Example

A typical contour plot (graphical depiction of the raw data file) from one sample is shown below. Eight consecutive spectra from 20.2 to 20.5 min are extracted. As evident, each of these spectra contains several polypeptides at different charge states. It is impossible to obtain information on charge state and consequently mass and signal intensity on all polypeptides detected using the software supplied with the instrument.

Fig.1 reveals the high information density of typical CE-MS spectra. bottom left: contour plot of a typical CE-MS run. Signal intensity is plotted against m/z and migration time. A section (yellow line) of the CE-MS spectrum is shown enlarged in the figure above. Further magnification of a single peak is shown in the bottom right picture.

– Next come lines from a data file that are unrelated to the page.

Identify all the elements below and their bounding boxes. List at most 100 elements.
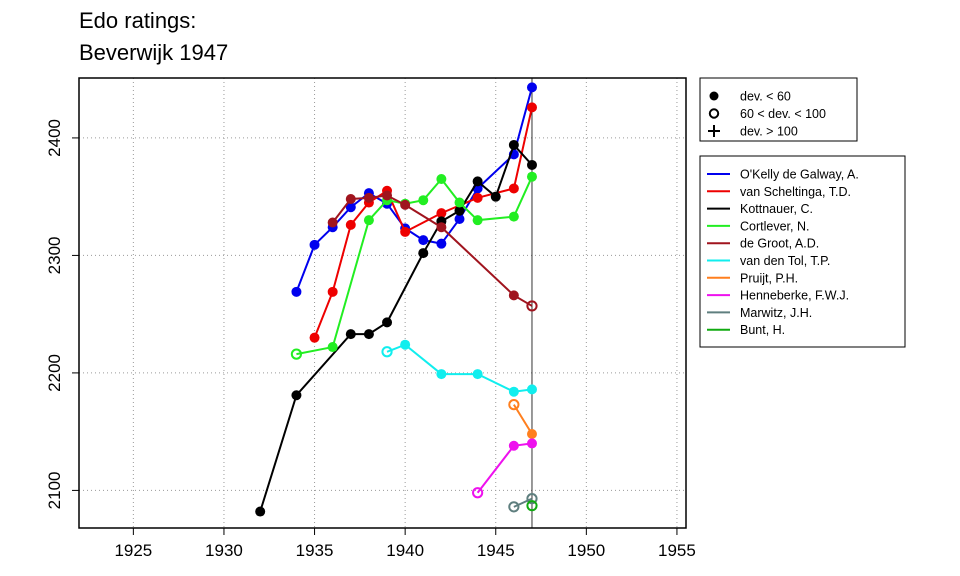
chart-title-line-1: Edo ratings: <box>79 8 196 33</box>
series-line <box>386 343 533 393</box>
data-point <box>327 342 338 353</box>
series-legend-label: Bunt, H. <box>740 323 785 337</box>
y-tick-label: 2300 <box>45 237 64 275</box>
x-tick-label: 1925 <box>114 541 152 560</box>
data-point <box>472 176 483 187</box>
data-point <box>309 239 320 250</box>
data-point <box>508 386 519 397</box>
chart-title-line-2: Beverwijk 1947 <box>79 40 228 65</box>
series-2 <box>255 139 537 517</box>
data-point <box>382 190 393 201</box>
series-4 <box>327 190 538 312</box>
data-point <box>490 191 501 202</box>
data-point <box>526 384 537 395</box>
data-point <box>418 235 429 246</box>
data-point <box>454 197 465 208</box>
data-point <box>327 286 338 297</box>
data-point <box>400 339 411 350</box>
data-point <box>363 329 374 340</box>
data-point <box>526 159 537 170</box>
data-point <box>309 332 320 343</box>
data-point <box>472 369 483 380</box>
data-point <box>345 194 356 205</box>
x-axis: 1925 1930 1935 1940 1945 1950 1955 <box>114 528 696 560</box>
gridlines <box>79 78 686 528</box>
series-3 <box>290 171 537 360</box>
data-point <box>526 102 537 113</box>
data-point-open <box>526 500 538 512</box>
series-0 <box>291 82 537 297</box>
data-point <box>418 195 429 206</box>
x-tick-label: 1950 <box>567 541 605 560</box>
data-point-open <box>526 493 538 505</box>
data-point <box>400 226 411 237</box>
data-point <box>472 192 483 203</box>
data-point <box>526 438 537 449</box>
data-point <box>436 208 447 219</box>
symbol-legend-label: dev. > 100 <box>740 125 798 139</box>
data-point <box>382 317 393 328</box>
series-legend-label: Kottnauer, C. <box>740 202 813 216</box>
data-point <box>508 290 519 301</box>
data-point <box>508 211 519 222</box>
series-line <box>295 87 533 293</box>
data-point <box>508 139 519 150</box>
symbol-legend-label: 60 < dev. < 100 <box>740 107 826 121</box>
data-point <box>345 329 356 340</box>
data-point-open <box>290 348 303 360</box>
data-point <box>436 369 447 380</box>
series-8 <box>508 493 538 513</box>
data-point <box>436 222 447 233</box>
data-point <box>363 215 374 226</box>
data-point <box>291 286 302 297</box>
y-tick-label: 2200 <box>45 354 64 392</box>
x-tick-label: 1940 <box>386 541 424 560</box>
data-point <box>454 213 465 224</box>
series-legend-label: Pruijt, P.H. <box>740 271 798 285</box>
series-line <box>476 442 533 494</box>
series-line <box>296 176 533 356</box>
symbol-legend: dev. < 60 60 < dev. < 100 dev. > 100 <box>699 77 858 142</box>
series-5 <box>381 339 537 397</box>
data-point <box>472 215 483 226</box>
series-legend: O'Kelly de Galway, A. van Scheltinga, T.D… <box>699 155 906 348</box>
series-line <box>513 404 533 435</box>
data-point-open <box>472 487 484 499</box>
series-line <box>259 143 533 512</box>
data-point <box>436 174 447 185</box>
x-tick-label: 1945 <box>477 541 515 560</box>
data-point <box>345 202 356 213</box>
data-point <box>363 192 374 203</box>
series-layer <box>255 82 538 517</box>
data-point-open <box>508 399 520 411</box>
symbol-legend-label: dev. < 60 <box>740 90 791 104</box>
y-axis: 2100 2200 2300 2400 <box>45 119 79 509</box>
series-legend-label: Henneberke, F.W.J. <box>740 289 849 303</box>
data-point-open <box>508 501 520 513</box>
data-point <box>526 82 537 93</box>
data-point <box>454 205 465 216</box>
data-point <box>327 217 338 228</box>
x-tick-label: 1955 <box>658 541 696 560</box>
data-point <box>508 183 519 194</box>
series-legend-label: de Groot, A.D. <box>740 237 819 251</box>
series-legend-label: O'Kelly de Galway, A. <box>740 168 859 182</box>
data-point <box>526 429 537 440</box>
series-legend-label: Marwitz, J.H. <box>740 306 812 320</box>
data-point <box>345 219 356 230</box>
data-point <box>400 199 411 210</box>
data-point <box>291 390 302 401</box>
plot-frame <box>78 77 687 529</box>
x-tick-label: 1930 <box>205 541 243 560</box>
data-point-open <box>381 346 393 358</box>
series-6 <box>508 399 537 440</box>
legend-marker-plus <box>708 125 720 137</box>
data-point <box>526 171 537 182</box>
data-point <box>255 506 266 517</box>
series-legend-label: van Scheltinga, T.D. <box>740 185 851 199</box>
legend-marker-open <box>708 108 720 119</box>
series-line <box>513 497 533 508</box>
data-point <box>508 440 519 451</box>
symbol-legend-box <box>699 77 858 142</box>
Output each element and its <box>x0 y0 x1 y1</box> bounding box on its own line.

Evaluating and deconvoluting a ce-ms spectrum (Fig.2, A and B) with MosaiquesVisu is a three step procedure:

First, ms-peak signatures are identified & extracted using a proprietary detection scheme. Peaks are discriminated by shape of their isotopic envelope, S/N ratio and a-priory knowledge of peptide signatures in TOF-spectra.

MS-peaks are subsequently merged into so-called CEMS-peaks (Fig.2, C) with a finite temporal extend and a well defined location in m/z in migration time. In case of positively resolved isotopic structure, they are assigned a charge state along with a corresponding confidence measure.
The list of merged CEMS-peaks is referred to as CEMS-list and will be made available to you.

In the third step, conjugated peaks are identified using a probabilistic clustering scheme. This specifically tailored algorithm yields a maximum likelihood estimate to the question:

What substances/masses give rise the observed ensemble of cems-peaks in the spectrum.

Fig. 2 Graphical representation of the raw data, CEMS-list and PROT-list: Panel A: Shows the total ion current (upper part) and the summarized spectra (lower part). Panel B: Shows the same spectrum as a two dimensional contour plot of signal intensity over m/z (y-axis) and migration time in min (x-axis).Panel C: Refined CEMS-peaks. Panel D: The deconvoluted spectrum showing the real masses on y-axis.

The outcome of this final evaluation step is a list of substances, localized in mass and migration-time, each bearing a confidence measure for their existence (Fig.2, D). The final list is referred to as PROT-list and will be made available to you.

The output data, CEMS-list and PROT-list can either be downloaded from our server or sent to you via email. Both sets of data can be visualized as contour plot in the Peptex window. Below you see an example of these lists viewed in MS-Excel®.

Below you see an example of these lists viewed in MS-Excel®.

Assoc-Protein	ID tag of polypeptide (derived from mass and migration time)
Assoc-Mass	Mass (based on calculated charge and mass/charge)
Charge	charge based on isotopic distribution and conjugated peaks
Confid.[%]	Confidence of charge assignment
t0[min]	Migration/retention time in spectrum
m/z[Da]	Mass/charge
Counts	Total counts from this peak (amplitude)
SNR	signal to noise ratio

This list is the basis for the right panel containing the information on actual mass of the polypeptides identified.

Label	ID tag of polypeptide (derived from mass and migration time)
t0	Migration/retention time in spectrum
m0	Mass
Counts	Total detector counts of this polypeptide
Prob	Probability for this polypeptide to exist

Using MosaiquesVisu, a typical CE-MS run of a complex sample can be analyzed within several minutes resulting in the peaklist shown above, with an error-rate of less than 2 %. The development of this key element in the use of CE-MS for biomarker discovery enabled the analysis and evaluation of human urine with the aim to pinpoint disease-specific polypeptides.